Did the Football Team Grand Prix really exist?
"A crazy idea," as journalist Keith Collantine called it
January 30th, 2025
There was a historic moment when football and motorsport tried to join forces. It was 2001, and this effort led to the creation of the Premier 1 Grand Prix, a motorsport championship specifically created for certain football teams. The idea came from market research that showed at least 40% of English football season ticket holders were also interested in motorsport. Hence, the idea was born to create a championship where the car liveries would fully reflect the club colors of the football teams participating. After all, the concept of football clubs engaging in other sports is not a new one. In Spain, for example, Barcelona is a multisport club, with teams in basketball, handball, futsal, and roller hockey, in addition to its famous football team. Other examples can be found in Portugal with Porto, or in Turkey with Fenerbahce and Galatasaray. In Italy, the closest example involves Milan and the entrepreneurial spirit of Silvio Berlusconi, who in 1989 founded Polisportiva Milan, a company that brought the Rossoneri colors to volleyball and ice hockey fields. But the Premier 1 Grand Prix is an entirely different story, especially because, according to the original idea, the football clubs were not supposed to fund the project in any way.
Returning to the football-motorsport connection, to validate the Premier 1 Grand Prix project, the FIA's approval also came, the International Automobile Federation, which effectively gave its authorization for a one-make championship financed by MC Capital Investments, with identical cars for all the teams competing. The ultimate goal was to involve at least 30 clubs in time for the first race scheduled for July 2002 at the Estoril circuit. However, that race, like that championship, never took place. A series of financial problems involving both MC Capital Investments and Reynard, the British company tasked with producing the cars, put an end to the Premier 1 Grand Prix before a single lap was even completed. The only remnants of that project are a few photos that today we would call out of context, of cars with football team liveries presented inside a stadium, like the red and white car produced by Benfica, or surrounded by professional footballers in promotional events, like the car featuring the colors of Leeds.

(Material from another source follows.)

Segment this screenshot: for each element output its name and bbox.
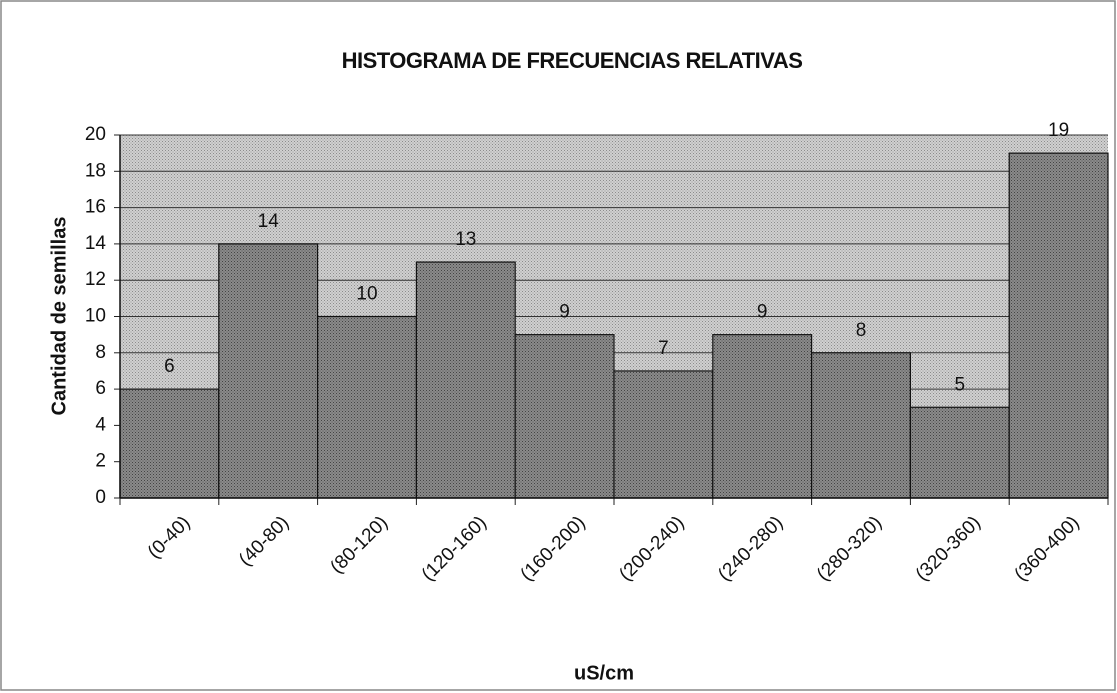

In any case, the Premier 1 Grand Prix was not the only experiment of the union between football and motorsport. In fact, between 2008 and 2011, the Superleague Formula was held, a proper motorsport championship involving numerous European and international football clubs. Prominent names included Milan, Liverpool, Atletico Madrid, Borussia Dortmund, as well as Flamengo, Corinthians, and even China's Beijing Guoan, the team that won the very first title. Of course, this championship also had a short life, as it didn't achieve the commercial success and fan following it had hoped for, despite the cars on track carrying the colors of the respective clubs. It remains the last attempt to merge these two sports, even though today the connection between football and motorsport, more broadly between football and Formula 1, is stronger than ever. It still endures, but now in a kind of mutual exchange of attention, with Formula 1 drivers captured in the stands of a football stadium or involved in social activities, and vice versa, with footballers happily getting photographed as honorary guests in the paddock of any Grand Prix.